Le Conseil d'État a rejeté ce mardi deux recours en référé intentés contre la possibilité donnée aux notaires déjà installés d'être candidats à la création de nouveaux offices, dans le cadre de la loi Macron. Précisions.

Retour de boomerang pour les notaires diplômés non installés.

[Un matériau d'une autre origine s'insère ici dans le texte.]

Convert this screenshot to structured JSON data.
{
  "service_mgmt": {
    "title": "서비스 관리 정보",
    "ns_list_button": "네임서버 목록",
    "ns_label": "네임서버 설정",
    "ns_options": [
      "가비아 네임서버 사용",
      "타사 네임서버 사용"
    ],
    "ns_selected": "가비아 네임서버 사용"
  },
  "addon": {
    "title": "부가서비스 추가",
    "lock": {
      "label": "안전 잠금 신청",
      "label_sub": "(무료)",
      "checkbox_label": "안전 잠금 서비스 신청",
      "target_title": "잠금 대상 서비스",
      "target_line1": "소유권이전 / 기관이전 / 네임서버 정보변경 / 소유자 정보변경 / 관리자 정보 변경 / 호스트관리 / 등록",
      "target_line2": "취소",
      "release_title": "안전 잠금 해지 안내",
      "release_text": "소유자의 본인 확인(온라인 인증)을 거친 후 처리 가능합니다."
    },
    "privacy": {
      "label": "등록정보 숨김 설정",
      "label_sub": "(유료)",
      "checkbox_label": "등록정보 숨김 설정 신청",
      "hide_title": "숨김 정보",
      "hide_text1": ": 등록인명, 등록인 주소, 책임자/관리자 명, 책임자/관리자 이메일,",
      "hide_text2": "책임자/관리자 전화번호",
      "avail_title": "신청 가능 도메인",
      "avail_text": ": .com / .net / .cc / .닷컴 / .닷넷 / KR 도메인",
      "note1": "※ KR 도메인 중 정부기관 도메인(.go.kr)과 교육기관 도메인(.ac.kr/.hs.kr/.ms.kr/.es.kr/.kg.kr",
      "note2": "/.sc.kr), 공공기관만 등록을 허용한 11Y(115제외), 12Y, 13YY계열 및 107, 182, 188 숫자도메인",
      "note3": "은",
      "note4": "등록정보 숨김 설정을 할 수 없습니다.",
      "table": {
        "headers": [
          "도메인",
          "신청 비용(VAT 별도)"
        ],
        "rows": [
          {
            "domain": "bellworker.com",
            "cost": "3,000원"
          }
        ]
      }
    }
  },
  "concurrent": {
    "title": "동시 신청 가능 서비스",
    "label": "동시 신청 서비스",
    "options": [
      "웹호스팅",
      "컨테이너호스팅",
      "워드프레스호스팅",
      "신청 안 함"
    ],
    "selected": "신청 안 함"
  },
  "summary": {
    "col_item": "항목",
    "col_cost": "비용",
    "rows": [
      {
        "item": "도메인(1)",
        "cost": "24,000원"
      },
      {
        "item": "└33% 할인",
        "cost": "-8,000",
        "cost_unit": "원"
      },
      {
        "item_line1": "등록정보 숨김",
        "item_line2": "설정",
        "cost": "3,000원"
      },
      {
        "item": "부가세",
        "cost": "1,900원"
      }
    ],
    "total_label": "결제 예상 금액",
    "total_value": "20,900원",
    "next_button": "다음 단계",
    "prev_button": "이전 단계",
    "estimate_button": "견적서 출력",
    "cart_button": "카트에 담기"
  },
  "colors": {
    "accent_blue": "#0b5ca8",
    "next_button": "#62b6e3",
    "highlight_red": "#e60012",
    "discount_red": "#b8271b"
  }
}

Alors que 8.000 jeunes notaires demandaient la suspension du décret du 9 novembre 2016, qui autorise les Sociétés civiles professionnelles (SCP) de notaires à candidater pour les nouveaux offices notariaux créés par la loi Macron et à être titulaires de plusieurs offices notariaux, le Conseil d'Etat a rejeté, le 17 janvier 2017, leur demande.

 

Statuant en urgence, le juge des référés du Conseil d'État a donc estimé que "rien dans la loi Macron n'interdit aux SCP de candidater et d'être titulaires de plusieurs offices". En revanche, cela "ne préjuge nullement de ce que décidera", le Conseil lorsqu'il se prononcera sur le fond sur ces requêtes, a-t-il précisé. "Cela ne va pas à l'encontre de l'objectif de la loi, qui est de permettre une meilleure adaptation de l'offre de services notariaux aux besoins", a-t-il affirmé.

 

Des arguments insuffisants des requérants

 

Rappelons que les requérants plaidaient que cette disposition allait "entraîner l'éviction des professionnels non encore installés" par ceux déjà à la tête d'offices, portant ainsi "atteinte à la liberté d'entreprendre". Mais le juge des référés pointe que "la réglementation interdit à un demandeur de présenter plus d'une demande par zone et que la nomination dans un office entraîne la caducité de toutes les autres demandes en cours". D'après le magistrat, "cela devrait permettre d'éviter une telle éviction systématique."

 

Au vu des éléments dont il disposait pour se prononcer, le juge des référés du Conseil d'État a finalement estimé les arguments des requérants insuffisants pour justifier une suspension du décret. En conséquence, les SCP de notaires "peuvent donc candidater sur les offices créés en application de la loi Macron et être titulaires de plusieurs offices."

 

Pour rappel : le 14 décembre 2016, le juge des référés au Conseil d'État avait suspendu les tirages au sort organisés par le ministère de la Justice pour départager les candidats à la création de ces nouvelles structures, après avoir constaté une "insuffisance de garanties procédurales".

 

Dans l'attente d'un nouvel arrêté

 

Pour reprendre, la procédure nécessite un nouvel arrêté, attendu dans les prochains jours, avait assuré en fin de semaine, Jean-Jacques Urvoas, ministre de la Justice. L'arrêté indiquera alors "de manière extrêmement détaillée les modalités du tirage au sort", en précisant notamment "les rôles respectifs des personnes présentes à chaque stade de la procédure", a-t-il poursuivi. Il "rappellera aussi que seules certaines personnes spécialement habilitées ont accès aux informations identifiantes des candidats". Un chantier important puisque 247 tirages au sort devront être entrepris par le ministère de la Justice.